After the first winter of the siege
Stalin had proclaimed his so-called Order 227, which became known as Not One Step Backwards. In it he declared that “panic-mongers and cowards must be destroyed
on the spot. The retreat mentality must be decisively eliminated. Army commanders
who have allowed the voluntary abandonment of positions must be removed and
sent for immediate trial by military tribunals.” Each army was ordered to form
a special force of three to five detachments, each of 200 men “to form a
second line to shoot down any soldier who tries to run away.” Altogether, comments Beevor, “some 422,700
Red Army men would atone with their blood for the crimes they have committed before the Motherland.”
A gruesome feature of the
confrontation was that on each side the agency of Secret Police held, or attempted
to hold, control over the armies, the NKVD for the Soviets, the SS for the
Germans, two forces of almost equal brutality.

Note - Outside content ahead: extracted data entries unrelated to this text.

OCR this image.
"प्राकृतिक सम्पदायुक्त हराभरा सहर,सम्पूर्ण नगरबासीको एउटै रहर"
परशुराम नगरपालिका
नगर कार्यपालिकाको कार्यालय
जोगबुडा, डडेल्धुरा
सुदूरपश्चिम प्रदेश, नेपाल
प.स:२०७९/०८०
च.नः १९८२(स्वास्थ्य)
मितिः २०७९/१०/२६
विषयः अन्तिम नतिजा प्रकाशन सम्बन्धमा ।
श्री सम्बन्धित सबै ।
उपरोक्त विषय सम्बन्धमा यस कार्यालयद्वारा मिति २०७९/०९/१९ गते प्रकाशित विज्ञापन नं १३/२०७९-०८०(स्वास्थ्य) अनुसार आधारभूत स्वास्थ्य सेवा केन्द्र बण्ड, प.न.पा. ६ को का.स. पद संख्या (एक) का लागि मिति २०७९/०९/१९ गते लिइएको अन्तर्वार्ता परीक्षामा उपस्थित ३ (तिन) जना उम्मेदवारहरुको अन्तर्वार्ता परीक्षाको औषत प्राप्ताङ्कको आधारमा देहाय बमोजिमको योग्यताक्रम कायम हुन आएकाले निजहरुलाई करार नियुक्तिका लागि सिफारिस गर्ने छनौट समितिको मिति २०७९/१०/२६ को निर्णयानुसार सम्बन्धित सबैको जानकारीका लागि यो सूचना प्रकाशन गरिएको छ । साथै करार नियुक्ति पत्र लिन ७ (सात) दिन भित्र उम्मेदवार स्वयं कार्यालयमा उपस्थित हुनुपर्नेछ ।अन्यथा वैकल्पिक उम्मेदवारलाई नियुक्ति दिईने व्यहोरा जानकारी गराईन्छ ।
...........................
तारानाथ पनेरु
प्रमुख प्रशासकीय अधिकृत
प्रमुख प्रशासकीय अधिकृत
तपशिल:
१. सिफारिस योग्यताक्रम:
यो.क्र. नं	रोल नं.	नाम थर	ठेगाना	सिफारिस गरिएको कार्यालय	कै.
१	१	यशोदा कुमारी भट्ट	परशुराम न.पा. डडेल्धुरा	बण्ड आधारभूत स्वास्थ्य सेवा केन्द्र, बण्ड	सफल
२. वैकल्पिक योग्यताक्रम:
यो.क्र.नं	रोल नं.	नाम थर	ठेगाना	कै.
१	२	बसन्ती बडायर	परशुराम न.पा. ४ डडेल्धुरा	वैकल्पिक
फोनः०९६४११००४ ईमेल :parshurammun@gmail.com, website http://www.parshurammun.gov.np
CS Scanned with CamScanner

Yet, one of Beevor’s conclusions is
that the Germans, like almost everybody else in the world, underestimated the
resilience of the average Soviet citizen.
They responded to Stalin’s appeal to their nationalism and sense of
history. And, to the astonishment
particularly of the German officer class, which all along held the Russian
masses in contempt, it was these people who provided the main force for the defeat
of the Nazi war machine in he end.
The suffering of the soldiers and citizens
trapped in his conflict makes gruesome reading. Both sides made every effort to
arouse their citizens and soldiers for the maximum level of hatred of the other
side. Beevor records occasional lapses by combatants who, in an extremity, took
pity on their adversaries, but the examples of bitter recriminations, leading
to brutal murders and reprisals were more common.
I recommend that anyone who would
like to understand the background to the modern world should read this book.
Apart from anything else, the light it throws on the Russians, their attitudes,
their resiliency in face of suffering, and their determination to win at all
costs, sacrificing everything to that purpose, should help us not to jump to unfavorable
conclusions about modern-day Russia and its aims and purposes.
Admittedly, their present leader Vladimir
Putin, is not one of your straight up-and-down democrats of the sort favoured
by the West, but I recently heard one of the leading American historians of Russia,
asked what if, in 50 years, he were asked how he would classify Mr. Putin, he said
he would probably describe him as the outstanding statesman of his generation,
a man devoted to the improvement of his country and to the peace of the world.
That same historian, Stephen F .Cohen, a professor emeritus from Princton, said that
although he had never met Mr. Putin personally, he knew that if you
asked the average Russian his opinion, you would be told that they loved him: he
was, after all the man who saved Russia when, at the end of Communism, it
seemed everything has been lost, incuding livelihoods, pensions, security and hope.